He estado aterrada con la idea de cumplir 60 años. Y para exorcizar ese temor lo hago público hoy y a los cuatro vientos, en esta columna. Me parecía imposible que me haya convertido en una señora ya "tan grande". Al fin y al cabo "vivía" como la gran mayoría de los mortales, como si el envejecimiento y la muerte no fueran conmigo. Eso sucedía sólo a los otros.
Además, mi edad cronológica nunca cuadró con mi edad mental. Nací anciana, fui demasiado madura en mi juventud y ahora me vivo como si fuera una niña que quiere aprenderlo todo, con una gran dosis de candidez, es cierto, pero más auténtica y abierta al mundo. ¡Más feliz!
Para lograrlo estoy aprendiendo a desaprender. A vaciarme de todo lo que sobra y me doy cuenta que es bastante. ¡Cuántos prejuicios! ¡Cuánto temor por lo desconocido! Y al fin de cuentas casi todo es desconocido, empezando por uno mismo. ¡Tantas culpas, cuánto sufrimiento inútil!
Fui catapultada a mi universo interior por la pandemia y debo confesar que el conocerme ha sido un proceso sorprendente. Cuánta riqueza albergamos y desconocemos de nosotros mismos. Me atrevo a creer que muchos se mueren sin ni siquiera intuirse. Mi yo observador agradece a mi yo despistado e "inseguro" el Fiat que di a la vida espiritual.
Ese sí fue renunciar a ser para SER, dejar de buscarse para hallarse, soltarme en un abismo para caer en brazos de la conciencia profunda. La que Otro sostiene. Desde ese momento aprendí que cuando extendiendo los brazos del ama recibo en abundancia. Todo ensanchamiento duele, pero abre el espacio para albergar, para acoger, para amar.
Recientemente descubrí que estaba viva, que aún me falta mucho por descubrir, que lo ignoro casi todo y que quiero aventurarme al universo de los otros. A los casi 60 años sigo siendo un enigma para mí misma. Y aunque tengo mucho afán porque pareciera que se me acaba el tiempo, también comprendo que "mi tiempo" apenas empieza. Desciendo acompañada por el Espíritu a explorar mi mundo interior, para conocerme y amarme. Sólo así podré regresar fortalecida al mundo exterior, el de ciudadana demócrata, consciente de sus derechos.

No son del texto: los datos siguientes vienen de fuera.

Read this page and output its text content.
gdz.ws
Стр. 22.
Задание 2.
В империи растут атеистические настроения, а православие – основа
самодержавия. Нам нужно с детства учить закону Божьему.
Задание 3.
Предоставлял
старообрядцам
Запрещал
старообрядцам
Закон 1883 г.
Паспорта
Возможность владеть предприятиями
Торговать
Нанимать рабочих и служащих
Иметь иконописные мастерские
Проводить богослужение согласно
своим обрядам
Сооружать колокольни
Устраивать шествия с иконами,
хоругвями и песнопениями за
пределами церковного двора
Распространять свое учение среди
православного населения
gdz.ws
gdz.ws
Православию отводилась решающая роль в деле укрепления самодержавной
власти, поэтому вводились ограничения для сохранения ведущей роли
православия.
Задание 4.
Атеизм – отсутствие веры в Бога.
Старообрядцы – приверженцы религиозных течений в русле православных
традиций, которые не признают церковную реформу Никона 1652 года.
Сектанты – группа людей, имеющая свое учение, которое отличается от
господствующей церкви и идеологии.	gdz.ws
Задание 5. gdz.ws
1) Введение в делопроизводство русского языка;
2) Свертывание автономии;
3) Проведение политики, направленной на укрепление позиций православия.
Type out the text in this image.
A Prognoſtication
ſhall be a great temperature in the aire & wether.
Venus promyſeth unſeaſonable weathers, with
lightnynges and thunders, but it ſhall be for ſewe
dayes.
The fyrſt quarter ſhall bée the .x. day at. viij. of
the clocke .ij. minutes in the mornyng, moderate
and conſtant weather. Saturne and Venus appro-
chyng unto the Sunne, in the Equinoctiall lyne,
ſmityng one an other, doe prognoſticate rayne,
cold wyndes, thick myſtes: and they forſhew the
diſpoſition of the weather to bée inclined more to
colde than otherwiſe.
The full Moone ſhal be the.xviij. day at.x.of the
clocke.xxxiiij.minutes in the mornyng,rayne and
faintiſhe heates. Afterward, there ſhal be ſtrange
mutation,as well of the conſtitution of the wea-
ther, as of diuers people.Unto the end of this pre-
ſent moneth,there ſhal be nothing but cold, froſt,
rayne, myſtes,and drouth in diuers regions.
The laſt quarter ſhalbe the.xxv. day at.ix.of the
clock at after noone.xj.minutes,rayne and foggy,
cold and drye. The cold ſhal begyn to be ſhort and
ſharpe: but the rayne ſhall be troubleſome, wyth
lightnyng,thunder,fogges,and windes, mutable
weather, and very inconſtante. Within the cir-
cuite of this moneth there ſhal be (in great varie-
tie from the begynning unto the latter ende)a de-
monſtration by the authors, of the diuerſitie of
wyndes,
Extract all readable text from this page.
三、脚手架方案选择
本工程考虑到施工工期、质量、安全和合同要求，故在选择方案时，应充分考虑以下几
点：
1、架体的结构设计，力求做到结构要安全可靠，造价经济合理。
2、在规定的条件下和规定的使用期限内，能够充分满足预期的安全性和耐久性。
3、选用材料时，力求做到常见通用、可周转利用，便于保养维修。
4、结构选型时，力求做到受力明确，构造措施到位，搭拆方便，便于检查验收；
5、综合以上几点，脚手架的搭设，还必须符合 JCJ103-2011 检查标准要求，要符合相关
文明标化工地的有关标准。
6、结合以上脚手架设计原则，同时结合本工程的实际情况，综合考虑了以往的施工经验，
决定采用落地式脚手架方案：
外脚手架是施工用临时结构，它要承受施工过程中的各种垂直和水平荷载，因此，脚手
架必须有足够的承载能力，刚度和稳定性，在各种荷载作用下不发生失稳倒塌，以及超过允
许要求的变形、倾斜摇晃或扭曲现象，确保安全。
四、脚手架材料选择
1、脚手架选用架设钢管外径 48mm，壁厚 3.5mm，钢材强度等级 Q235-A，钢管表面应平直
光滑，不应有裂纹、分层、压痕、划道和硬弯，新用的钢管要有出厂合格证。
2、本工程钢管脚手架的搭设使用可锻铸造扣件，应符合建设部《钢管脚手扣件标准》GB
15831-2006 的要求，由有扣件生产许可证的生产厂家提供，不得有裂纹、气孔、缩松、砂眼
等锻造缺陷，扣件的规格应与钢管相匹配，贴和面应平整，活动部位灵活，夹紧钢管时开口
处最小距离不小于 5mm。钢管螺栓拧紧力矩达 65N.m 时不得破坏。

Me divierte imaginar las reacciones a esta columna. Al fin y al cabo, a esta edad, sigue importando un poco el referente externo. Pero, debo confesar que cada vez menos. Me importan mis amigos, los nuevos y los viejos, los que se aventuran a correr el riesgo de vivir. He conocido últimamente seres humanos tan maravillosos. ¿Qué hace la diferencia con el pasado? Son relaciones desde el alma, nadie quiere parecer lo que no es. Almas libres que caminan acompañadas y se reconocen en la riqueza infinita del otro.
Bueno, queridos lectores, ya exorcicé mi miedo a confesarles mi edad, el paso siguiente es celebrarla con la alegría de una niña que se atreve a contemplarse en el espejo de los años para volver a empezar.